- Born: February 20, 1897 Santa Clara Valley, California, U.S.
- Died: February 20, 1973 (aged 76) Palo Alto, California, U.S.
- Other names: C.J. Sweigert, CJ Sweigert
- Occupation(s): editorial cartoonist, painter

= Cloyd Jonathan Sweigert =

American cartoonist

Cloyd Jonathan "C.J." Sweigert (February 20, 1897– February 20, 1973) was an American political cartoonist and fine art painter, based in Palo Alto, California.

== About ==
Sweigert was born on February 20, 1897, on a farm in the Santa Clara Valley near San Jose, his family were early pioneers of the area. He attended University of California, Berkeley (class of 1918) where he studied agriculture and University of California, Davis, however he was a self-taught painter. He served in the United States Army during World War I.

Sweigert joined the San Francisco Chronicle newspaper in 1932, working as a political cartoonist until his retirement in 1955. Sweigert's cartoon after the death of Winston Churchill was widely published in England. He had been a member of the Palo Alto Art Club (now known as the Pacific Art League), and a member of the Bohemian Club in San Francisco.

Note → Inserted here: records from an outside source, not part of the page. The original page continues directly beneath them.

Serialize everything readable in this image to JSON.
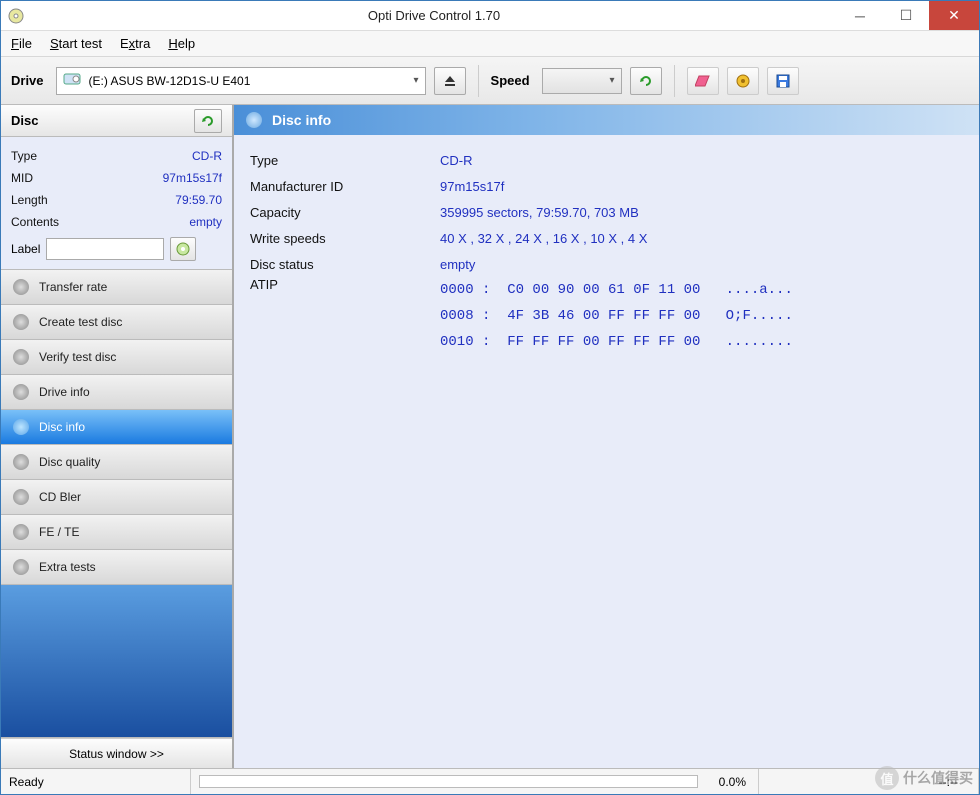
{
  "window": {
    "title": "Opti Drive Control 1.70"
  },
  "menu": {
    "file": "File",
    "start_test": "Start test",
    "extra": "Extra",
    "help": "Help"
  },
  "toolbar": {
    "drive_label": "Drive",
    "drive_value": "(E:)  ASUS BW-12D1S-U E401",
    "speed_label": "Speed"
  },
  "sidebar": {
    "disc_header": "Disc",
    "rows": [
      {
        "k": "Type",
        "v": "CD-R"
      },
      {
        "k": "MID",
        "v": "97m15s17f"
      },
      {
        "k": "Length",
        "v": "79:59.70"
      },
      {
        "k": "Contents",
        "v": "empty"
      }
    ],
    "label_label": "Label",
    "label_value": "",
    "items": [
      "Transfer rate",
      "Create test disc",
      "Verify test disc",
      "Drive info",
      "Disc info",
      "Disc quality",
      "CD Bler",
      "FE / TE",
      "Extra tests"
    ],
    "active_index": 4,
    "status_window": "Status window >>"
  },
  "content": {
    "header": "Disc info",
    "rows": [
      {
        "k": "Type",
        "v": "CD-R"
      },
      {
        "k": "Manufacturer ID",
        "v": "97m15s17f"
      },
      {
        "k": "Capacity",
        "v": "359995 sectors, 79:59.70, 703 MB"
      },
      {
        "k": "Write speeds",
        "v": "40 X , 32 X , 24 X , 16 X , 10 X , 4 X"
      },
      {
        "k": "Disc status",
        "v": "empty"
      }
    ],
    "atip_label": "ATIP",
    "atip": [
      "0000 :  C0 00 90 00 61 0F 11 00   ....a...",
      "0008 :  4F 3B 46 00 FF FF FF 00   O;F.....",
      "0010 :  FF FF FF 00 FF FF FF 00   ........"
    ]
  },
  "statusbar": {
    "ready": "Ready",
    "pct": "0.0%",
    "time": "--:--"
  },
  "watermark": "什么值得买"
}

In 1951 and 1952, he was awarded the Freedoms Foundation Medal in cartooning. In 1953, he was awarded the Christopher Medal for "best cartoon of the year".

He lived at a home on 1365 Forest Avenue in Palo Alto, from 1941 until his death in 1973. Sweigert died on this 76th birthday (February 20, 1973) in his home, after a battle with emphysema. He was buried in Oak Hill Memorial Park.